ERKEN BOŞALMA HASTALIK DEĞİL UYUMSUZ DAVRANIŞTIR…
Boşalma refleksi tetiklenmeden hemen önce erkeğin vücudunda, kırmızı ışıktan hemen önce uyarı amaçlı yanan sarı trafik lambası gibi "sarı ışık" yanar ve "devam edersen boşalırsın uyarısı" ortaya çıkar. Bu ışığı fark ettiğinde durabilen, nefsini, nefesini ve ritmini yavaşlatabilen bir erkek "dolaylı olarak" boşalmasını da denetim altına alabilir.
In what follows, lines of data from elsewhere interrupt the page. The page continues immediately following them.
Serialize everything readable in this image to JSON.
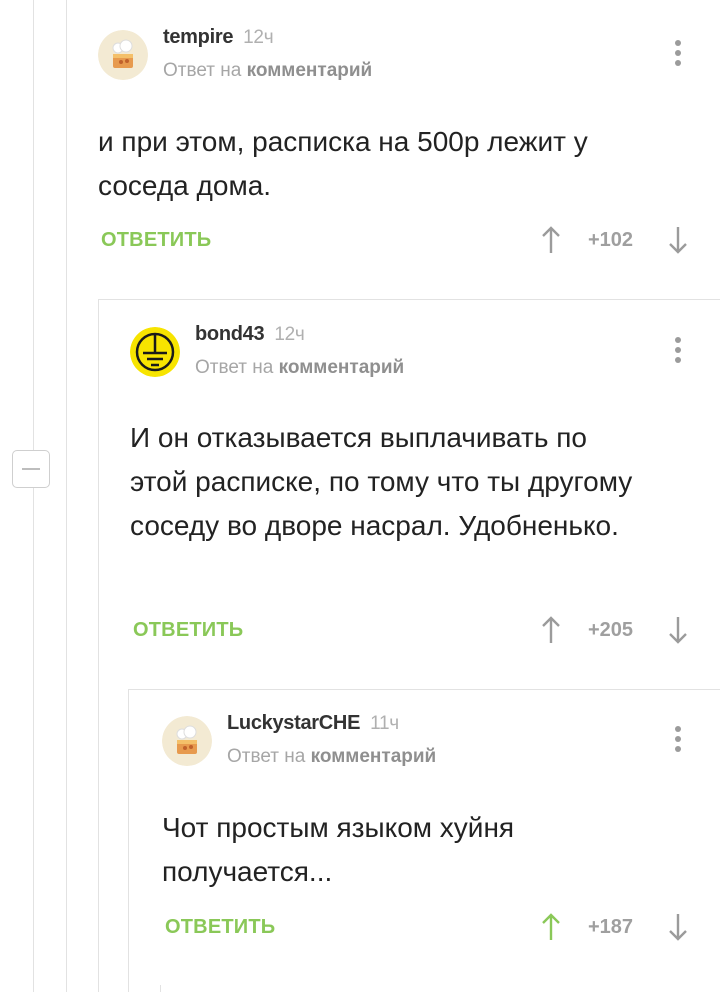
{
  "comments": [
    {
      "author": "tempire",
      "time": "12ч",
      "reply_prefix": "Ответ на",
      "reply_link": "комментарий",
      "text": "и при этом, расписка на 500р лежит у соседа дома.",
      "reply_label": "ОТВЕТИТЬ",
      "score": "+102",
      "avatar": "cake-icon"
    },
    {
      "author": "bond43",
      "time": "12ч",
      "reply_prefix": "Ответ на",
      "reply_link": "комментарий",
      "text": "И он отказывается выплачивать по этой расписке, по тому что ты другому соседу во дворе насрал. Удобненько.",
      "reply_label": "ОТВЕТИТЬ",
      "score": "+205",
      "avatar": "ground-symbol-icon"
    },
    {
      "author": "LuckystarCHE",
      "time": "11ч",
      "reply_prefix": "Ответ на",
      "reply_link": "комментарий",
      "text": "Чот простым языком хуйня получается...",
      "reply_label": "ОТВЕТИТЬ",
      "score": "+187",
      "avatar": "cake-icon",
      "upvoted": true
    }
  ],
  "colors": {
    "accent_green": "#8ac858",
    "upvote_active": "#8ac858",
    "arrow_default": "#9b9b9b",
    "thread_line": "#e2e2e2"
  }
}
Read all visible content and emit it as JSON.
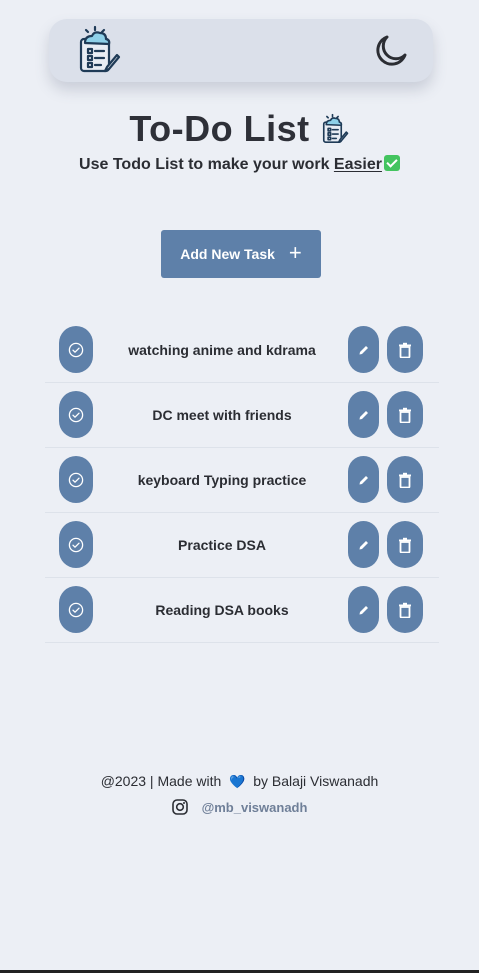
{
  "header": {
    "logo_icon": "clipboard-cloud-icon",
    "theme_toggle_icon": "moon-icon"
  },
  "hero": {
    "title": "To-Do List",
    "subtitle_prefix": "Use Todo List to make your work ",
    "subtitle_link": "Easier",
    "subtitle_emoji": "check-mark-button-emoji"
  },
  "add_task": {
    "label": "Add New Task",
    "icon": "plus-icon"
  },
  "tasks": [
    {
      "text": "watching anime and kdrama"
    },
    {
      "text": "DC meet with friends"
    },
    {
      "text": "keyboard Typing practice"
    },
    {
      "text": "Practice DSA"
    },
    {
      "text": "Reading DSA books"
    }
  ],
  "footer": {
    "prefix": "@2023 | Made with",
    "heart": "💙",
    "suffix": "by Balaji Viswanadh",
    "social_icon": "instagram-icon",
    "handle": "@mb_viswanadh"
  },
  "colors": {
    "background": "#eceff5",
    "accent": "#5e80a9",
    "navbar": "#dbe0ea"
  }
}
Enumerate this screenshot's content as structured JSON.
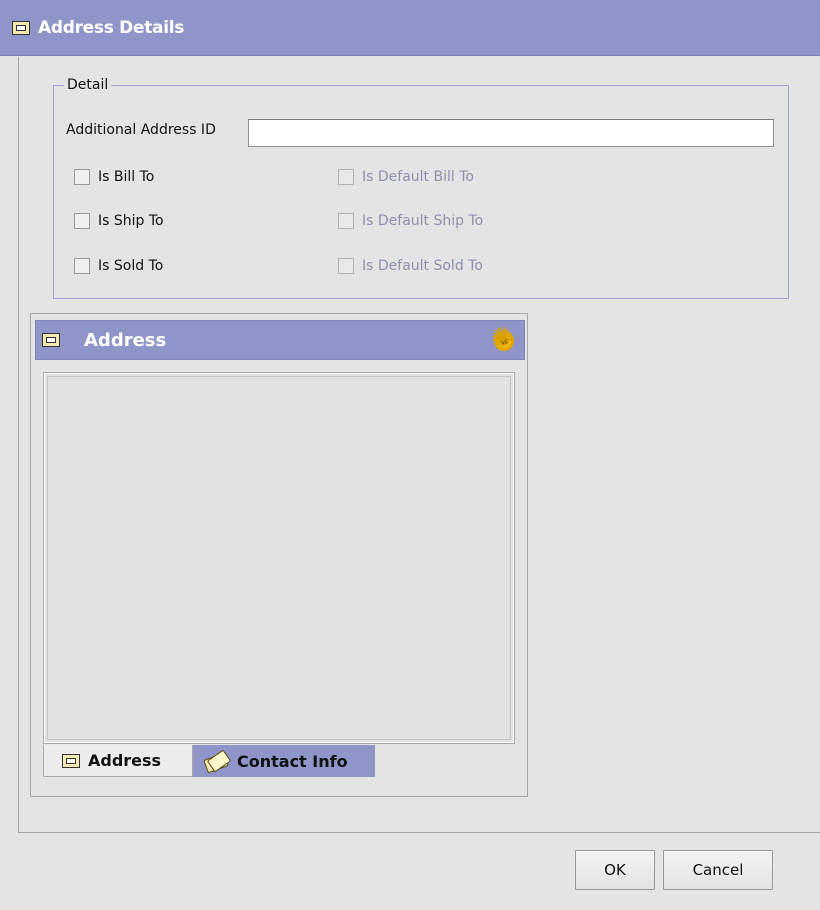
{
  "window": {
    "title": "Address Details",
    "icon": "address-card-icon"
  },
  "detail": {
    "legend": "Detail",
    "additional_address_id_label": "Additional Address ID",
    "additional_address_id_value": "",
    "checkboxes_left": [
      {
        "label": "Is Bill To",
        "checked": false,
        "enabled": true
      },
      {
        "label": "Is Ship To",
        "checked": false,
        "enabled": true
      },
      {
        "label": "Is Sold To",
        "checked": false,
        "enabled": true
      }
    ],
    "checkboxes_right": [
      {
        "label": "Is Default Bill To",
        "checked": false,
        "enabled": false
      },
      {
        "label": "Is Default Ship To",
        "checked": false,
        "enabled": false
      },
      {
        "label": "Is Default Sold To",
        "checked": false,
        "enabled": false
      }
    ]
  },
  "address_panel": {
    "title": "Address",
    "icon": "address-card-icon",
    "action_icon": "gear-icon",
    "tabs": [
      {
        "label": "Address",
        "icon": "address-card-icon",
        "active": true
      },
      {
        "label": "Contact Info",
        "icon": "contacts-icon",
        "active": false
      }
    ]
  },
  "buttons": {
    "ok": "OK",
    "cancel": "Cancel"
  },
  "colors": {
    "titlebar": "#8f95c8",
    "background": "#e4e4e4",
    "disabled_text": "#8c90ad"
  }
}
Bu nedenle erken boşalma sorununun öznel deneyim ve nesnel performans bileşenlerinin dikkate alındığı en güncel yaklaşıma göre, bu sorun bir hastalık, bozukluk ya da eksiklik olarak görülmez, uyumsuz cinsel davranış olarak kabul edilir. Yani erken boşalma çiftin cinsel uyumsuzluğudur, istemsiz ve denetimsiz boşalmadır. Bu sorunun tespitinde şu sorulara cevap aranır: “Cinsel birleşme ve boşalma arasındaki süre ne kadar?”, “Boşalmayı geciktirebiliyor musunuz?”, “İstediğinizden önce boşaldığınızda kendinizi sinirli, gergin ve üzgün hissediyor musunuz?”, "Eşinizle cinsel uyumunuz nasıl?, "Partner ilişkinizde bir sorun var mı?" Erken boşalma sorunu, her iki bileşenin varlığını işaret eden cevaplar doğrultusunda tespit edilir. Bu soruna neden olabilecek çok sayıda faktör vardır. Bunların en başında, duygusal ve ruhsal sağlığı etkileyen psikolojik faktörler gelir. Erken boşalma davranışının düzeltilmesi, başka bir ifadeyle boşalma refleksinin partnerle uyumlu hale getirilmesi bir davranış değişikliği gerektirir ve bu da cinsel terapist tarafından uygulanacak cinsel terapi teknikleriyle sağlanabilir. Cinsel terapi ile, "rahatlamış ve gevşemiş bir halde, sevişmenin ve dokunmanın verdiği hazza odaklanarak, haz alıp haz verebilme, ruhu ve bedeni paylaşabilme, ne olursa olsun bir şekilde boşalabilme bilim ve sanatı" olarak tarif ettiğim "seks yapma davranışları" geliştirilebilir ve "güzel sevişme sanatı" öğrenilebilir.